NASA's Spitzer Space Telescope recorded an infrared image of Comet Encke, its tail, and its dust trail on July 22, 2004. The trail looks obvious becuase warm dust looks quite bright at infrared wavelengths.
NASA/JPL/Caltech/M. Kelley (Univ. of Minnesota)
Most stargazers are familiar with the dust and gas tails that form when a comet comes close to the Sun. But less well known is a comet's trail,
the river of dusty debris shed by the nucleus that travels ahead of and behind it along the orbit. This is the kind of material that creates meteor showers whenever Earth plows through it.
Comet trails have been imaged before — but with very big scopes. To mention a few examples I've found: the orbiting Infrared Space Observatory recorded the trail of periodic comet 2P/Encke in July 1997; Steward Observatory's 2.3-meter Bok Telescope imaged it in September 2002; and NASA's Spitzer Space Telescope also photographed Encke riding its dust trail in July 2004.
Periodic comet 2P/Encke, as imaged by author Mike Holloway with a 5-inch telescope and a CCD camera on February 22, 2007. At the time the comet's coma (center) shone at about magnitude 13. Arrows indicate the faint trail of material spread along Encke's orbit. Click on image for a larger, full-frame view.
Holloway Comet Observatory
On February 22, 2007, clear skies allowed me to head outside for an imaging session with only one target planned. Comet Encke, inbound on its 3.3-year orbit, was 282 million kilometers (175 million miles) from Earth. It was faint but within the limits of my equipment: an ST 10XMEI CCD attached to a Tele Vue 127is 5-inch f/5.2 refractor. I recorded a dozen 60-second exposures. Processing these images showed something unexpected. To either side of the comet was a faint straight line about where the tail would have been. My curiosity aroused, I examined each raw image for flaws or satellites that might have traveled through one or more of the images. Pixel blooming was considered but ruled out. Once again I combined the images only to find the same result.
At this point I knew that I would need some help. So I contacted a few people who'd assisted me before in explaining features in comet images I'd taken in the past. To my surprise, that same day a reply arrived that suggested my curious feature was the comet's trail. William T. Reach of Caltech's Infrared Processing and Analysis Center had logged many hours with Spitzer data. A colleague had pointed him to my image, and he kindly offered to make the dynamical calculations needed to determine the nature of the feature I'd imaged.

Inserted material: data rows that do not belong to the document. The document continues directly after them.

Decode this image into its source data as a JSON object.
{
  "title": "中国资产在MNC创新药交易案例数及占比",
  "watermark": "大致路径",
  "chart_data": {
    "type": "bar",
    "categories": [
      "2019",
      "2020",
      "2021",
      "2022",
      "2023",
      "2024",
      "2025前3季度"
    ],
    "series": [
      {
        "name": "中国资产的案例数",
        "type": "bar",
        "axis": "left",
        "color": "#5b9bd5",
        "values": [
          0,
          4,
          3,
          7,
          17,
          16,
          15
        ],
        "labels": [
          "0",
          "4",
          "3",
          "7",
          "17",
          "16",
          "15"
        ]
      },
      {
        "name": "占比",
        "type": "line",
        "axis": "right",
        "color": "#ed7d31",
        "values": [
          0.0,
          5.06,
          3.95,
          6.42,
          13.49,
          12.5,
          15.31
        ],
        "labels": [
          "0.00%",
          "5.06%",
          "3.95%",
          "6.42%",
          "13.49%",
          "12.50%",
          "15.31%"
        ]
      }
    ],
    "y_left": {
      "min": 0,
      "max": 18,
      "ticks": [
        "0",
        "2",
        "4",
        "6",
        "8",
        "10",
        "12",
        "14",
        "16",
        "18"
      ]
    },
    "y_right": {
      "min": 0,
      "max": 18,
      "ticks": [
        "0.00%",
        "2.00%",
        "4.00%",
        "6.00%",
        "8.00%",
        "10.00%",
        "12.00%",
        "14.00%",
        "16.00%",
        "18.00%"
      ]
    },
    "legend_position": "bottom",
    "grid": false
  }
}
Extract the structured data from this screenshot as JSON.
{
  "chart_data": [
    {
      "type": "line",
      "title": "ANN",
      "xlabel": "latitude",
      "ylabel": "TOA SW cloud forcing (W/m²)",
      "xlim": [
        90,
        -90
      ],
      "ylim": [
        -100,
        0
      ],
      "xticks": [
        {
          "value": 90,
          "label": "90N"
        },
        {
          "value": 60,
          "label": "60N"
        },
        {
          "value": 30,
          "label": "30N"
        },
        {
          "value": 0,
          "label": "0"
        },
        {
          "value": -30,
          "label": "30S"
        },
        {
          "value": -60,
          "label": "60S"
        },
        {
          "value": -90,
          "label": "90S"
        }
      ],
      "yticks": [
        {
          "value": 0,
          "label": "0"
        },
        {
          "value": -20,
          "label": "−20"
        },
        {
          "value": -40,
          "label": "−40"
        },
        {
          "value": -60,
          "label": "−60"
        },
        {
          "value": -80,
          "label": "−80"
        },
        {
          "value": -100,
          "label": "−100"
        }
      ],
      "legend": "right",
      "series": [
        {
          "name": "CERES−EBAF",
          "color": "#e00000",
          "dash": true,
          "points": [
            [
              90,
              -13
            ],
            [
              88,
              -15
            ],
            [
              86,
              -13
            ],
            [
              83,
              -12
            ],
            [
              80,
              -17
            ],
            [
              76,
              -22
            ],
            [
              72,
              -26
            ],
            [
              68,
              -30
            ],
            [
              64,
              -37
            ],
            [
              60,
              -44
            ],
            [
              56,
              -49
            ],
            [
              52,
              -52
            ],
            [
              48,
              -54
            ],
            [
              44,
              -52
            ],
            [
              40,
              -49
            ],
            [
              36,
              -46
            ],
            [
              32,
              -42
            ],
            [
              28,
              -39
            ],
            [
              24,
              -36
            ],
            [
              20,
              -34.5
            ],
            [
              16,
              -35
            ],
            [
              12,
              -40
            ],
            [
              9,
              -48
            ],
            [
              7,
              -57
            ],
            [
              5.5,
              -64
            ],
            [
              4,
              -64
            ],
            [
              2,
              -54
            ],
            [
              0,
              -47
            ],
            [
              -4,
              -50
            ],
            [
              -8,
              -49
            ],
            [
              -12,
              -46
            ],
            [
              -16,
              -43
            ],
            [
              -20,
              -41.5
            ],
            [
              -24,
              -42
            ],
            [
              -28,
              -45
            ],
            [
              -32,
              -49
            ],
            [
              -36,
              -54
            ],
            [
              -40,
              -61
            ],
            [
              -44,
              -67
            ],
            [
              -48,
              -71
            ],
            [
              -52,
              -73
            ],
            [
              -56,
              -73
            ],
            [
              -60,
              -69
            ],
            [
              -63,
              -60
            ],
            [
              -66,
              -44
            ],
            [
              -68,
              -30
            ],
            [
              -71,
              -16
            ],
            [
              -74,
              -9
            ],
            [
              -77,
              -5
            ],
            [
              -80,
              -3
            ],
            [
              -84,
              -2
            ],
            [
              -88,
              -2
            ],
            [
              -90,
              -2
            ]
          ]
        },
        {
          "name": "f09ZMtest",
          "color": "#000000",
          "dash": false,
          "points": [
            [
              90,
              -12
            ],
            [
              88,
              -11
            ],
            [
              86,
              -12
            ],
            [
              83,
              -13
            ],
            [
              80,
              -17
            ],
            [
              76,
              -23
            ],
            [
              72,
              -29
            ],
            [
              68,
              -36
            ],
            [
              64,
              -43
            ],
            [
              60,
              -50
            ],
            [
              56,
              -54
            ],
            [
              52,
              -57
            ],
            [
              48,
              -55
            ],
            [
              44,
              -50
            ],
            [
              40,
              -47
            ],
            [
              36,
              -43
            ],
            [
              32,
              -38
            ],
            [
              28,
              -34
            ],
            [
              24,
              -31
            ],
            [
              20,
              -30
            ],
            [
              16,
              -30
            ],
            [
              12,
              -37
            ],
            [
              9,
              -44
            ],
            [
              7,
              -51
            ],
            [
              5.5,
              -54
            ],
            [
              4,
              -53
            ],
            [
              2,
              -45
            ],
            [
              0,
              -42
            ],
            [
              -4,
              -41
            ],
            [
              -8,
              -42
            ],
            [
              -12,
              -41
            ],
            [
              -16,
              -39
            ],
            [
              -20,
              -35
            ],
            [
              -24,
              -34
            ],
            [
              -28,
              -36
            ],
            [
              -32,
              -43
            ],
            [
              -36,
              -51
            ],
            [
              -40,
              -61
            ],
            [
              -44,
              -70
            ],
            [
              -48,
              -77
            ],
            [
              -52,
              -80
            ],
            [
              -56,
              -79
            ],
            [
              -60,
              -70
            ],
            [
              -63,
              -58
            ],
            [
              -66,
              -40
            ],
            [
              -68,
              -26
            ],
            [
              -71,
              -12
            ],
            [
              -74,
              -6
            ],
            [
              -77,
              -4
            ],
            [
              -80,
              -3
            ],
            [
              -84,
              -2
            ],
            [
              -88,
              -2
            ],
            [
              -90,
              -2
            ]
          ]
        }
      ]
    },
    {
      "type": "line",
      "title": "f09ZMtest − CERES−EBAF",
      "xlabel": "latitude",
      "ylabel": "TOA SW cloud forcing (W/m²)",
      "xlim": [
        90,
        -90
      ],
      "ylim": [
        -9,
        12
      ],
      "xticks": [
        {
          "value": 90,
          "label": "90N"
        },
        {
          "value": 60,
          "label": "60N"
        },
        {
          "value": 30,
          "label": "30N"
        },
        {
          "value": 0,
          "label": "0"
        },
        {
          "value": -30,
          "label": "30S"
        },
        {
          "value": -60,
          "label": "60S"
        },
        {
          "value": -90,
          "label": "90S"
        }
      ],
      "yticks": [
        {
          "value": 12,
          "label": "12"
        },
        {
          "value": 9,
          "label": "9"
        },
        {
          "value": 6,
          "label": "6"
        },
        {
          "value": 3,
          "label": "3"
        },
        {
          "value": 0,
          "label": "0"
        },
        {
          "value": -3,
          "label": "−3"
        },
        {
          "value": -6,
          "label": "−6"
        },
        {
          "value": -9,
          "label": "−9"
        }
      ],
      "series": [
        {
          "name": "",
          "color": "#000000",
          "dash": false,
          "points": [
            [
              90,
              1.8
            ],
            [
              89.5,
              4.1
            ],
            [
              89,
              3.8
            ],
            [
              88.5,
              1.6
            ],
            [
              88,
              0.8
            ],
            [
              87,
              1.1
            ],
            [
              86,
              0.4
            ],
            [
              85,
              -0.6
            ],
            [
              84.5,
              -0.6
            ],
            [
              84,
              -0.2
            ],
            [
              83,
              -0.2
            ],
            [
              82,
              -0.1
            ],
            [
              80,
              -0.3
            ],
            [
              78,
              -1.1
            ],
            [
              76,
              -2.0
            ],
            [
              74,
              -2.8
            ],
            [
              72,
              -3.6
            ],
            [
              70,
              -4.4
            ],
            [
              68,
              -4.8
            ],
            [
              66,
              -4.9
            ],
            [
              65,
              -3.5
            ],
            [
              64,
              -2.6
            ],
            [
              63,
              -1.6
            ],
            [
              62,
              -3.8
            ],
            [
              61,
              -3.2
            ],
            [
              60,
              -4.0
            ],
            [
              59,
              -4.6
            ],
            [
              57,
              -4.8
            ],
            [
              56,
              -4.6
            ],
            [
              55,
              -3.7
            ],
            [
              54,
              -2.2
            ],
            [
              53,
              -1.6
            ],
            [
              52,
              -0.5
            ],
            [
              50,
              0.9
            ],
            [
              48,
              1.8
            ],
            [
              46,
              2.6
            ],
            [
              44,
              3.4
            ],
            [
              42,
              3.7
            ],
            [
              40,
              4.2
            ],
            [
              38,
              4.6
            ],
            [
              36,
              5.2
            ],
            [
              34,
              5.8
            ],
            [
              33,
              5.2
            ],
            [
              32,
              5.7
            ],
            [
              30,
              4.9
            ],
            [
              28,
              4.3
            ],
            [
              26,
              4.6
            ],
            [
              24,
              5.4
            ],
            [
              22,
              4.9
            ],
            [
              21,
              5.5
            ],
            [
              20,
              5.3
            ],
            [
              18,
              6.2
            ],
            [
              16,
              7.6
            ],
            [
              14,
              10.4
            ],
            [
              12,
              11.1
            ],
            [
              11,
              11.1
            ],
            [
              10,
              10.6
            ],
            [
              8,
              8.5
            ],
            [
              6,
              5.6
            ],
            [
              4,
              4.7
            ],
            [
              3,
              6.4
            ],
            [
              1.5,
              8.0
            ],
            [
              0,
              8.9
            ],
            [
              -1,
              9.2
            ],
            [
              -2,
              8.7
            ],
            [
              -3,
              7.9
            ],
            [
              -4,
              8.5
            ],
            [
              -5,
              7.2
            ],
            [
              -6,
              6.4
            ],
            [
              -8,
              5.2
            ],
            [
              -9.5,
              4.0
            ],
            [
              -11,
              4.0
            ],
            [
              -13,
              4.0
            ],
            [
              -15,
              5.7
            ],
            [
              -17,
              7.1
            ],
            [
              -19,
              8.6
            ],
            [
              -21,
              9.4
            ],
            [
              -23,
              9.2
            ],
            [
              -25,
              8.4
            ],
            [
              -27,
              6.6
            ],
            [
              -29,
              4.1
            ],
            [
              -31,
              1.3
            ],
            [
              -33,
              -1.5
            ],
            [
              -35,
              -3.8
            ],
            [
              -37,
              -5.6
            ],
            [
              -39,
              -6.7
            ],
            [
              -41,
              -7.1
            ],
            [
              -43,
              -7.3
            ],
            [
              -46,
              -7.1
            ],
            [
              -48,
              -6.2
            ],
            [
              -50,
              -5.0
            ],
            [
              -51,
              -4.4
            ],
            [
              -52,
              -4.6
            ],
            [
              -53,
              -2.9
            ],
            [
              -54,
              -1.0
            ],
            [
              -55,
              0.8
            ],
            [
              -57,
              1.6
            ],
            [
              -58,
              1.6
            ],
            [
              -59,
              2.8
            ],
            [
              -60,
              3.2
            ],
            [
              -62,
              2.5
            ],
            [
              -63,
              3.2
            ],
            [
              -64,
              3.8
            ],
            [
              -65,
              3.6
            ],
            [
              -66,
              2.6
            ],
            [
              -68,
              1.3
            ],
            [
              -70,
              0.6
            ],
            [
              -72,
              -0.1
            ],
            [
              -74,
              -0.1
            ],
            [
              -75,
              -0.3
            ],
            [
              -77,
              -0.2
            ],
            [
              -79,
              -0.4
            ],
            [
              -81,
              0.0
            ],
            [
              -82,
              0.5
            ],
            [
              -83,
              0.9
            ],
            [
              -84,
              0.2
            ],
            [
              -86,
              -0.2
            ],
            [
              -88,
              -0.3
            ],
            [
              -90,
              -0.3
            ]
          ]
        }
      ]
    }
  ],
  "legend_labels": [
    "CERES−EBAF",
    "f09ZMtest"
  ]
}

Computer simulations show how dust should have been distributed around the nucleus of Comet Encke when Mike Holloway recorded his images.
William T. Reach (IPAC/Caltech)
Two days later Reach had completed his simulations. "The structures were due almost exclusively to particles millimeter size and larger,” he reported to me, “and not the result of the dust tail created as a comet comes closer to the Sun." He noted that although I hadn't broken new scientific ground, he was particularly interested because of the small telescope I'd used. "This means that there is promise for doing more of this type of observation using small telescopes," Reach continued, because it's the kind of work that isn't done very often by professional astronomers using larger instruments.
It's not obvious from the outside, but Holloway Comet Observatory took a direct lightning strike on August 4, 2006, destroying all the equipment inside. Mike Holloway has since bought new equipment — and installed a heavy-duty grounding system.
This was just exciting for me. I have in the past contributed amateur observations to NASA's Deep Impact mission, and I've posted hundreds of images just for fun. But this was a "first" for me — no doubt looking for trails will become another one of my obsessions when I image comets in the future.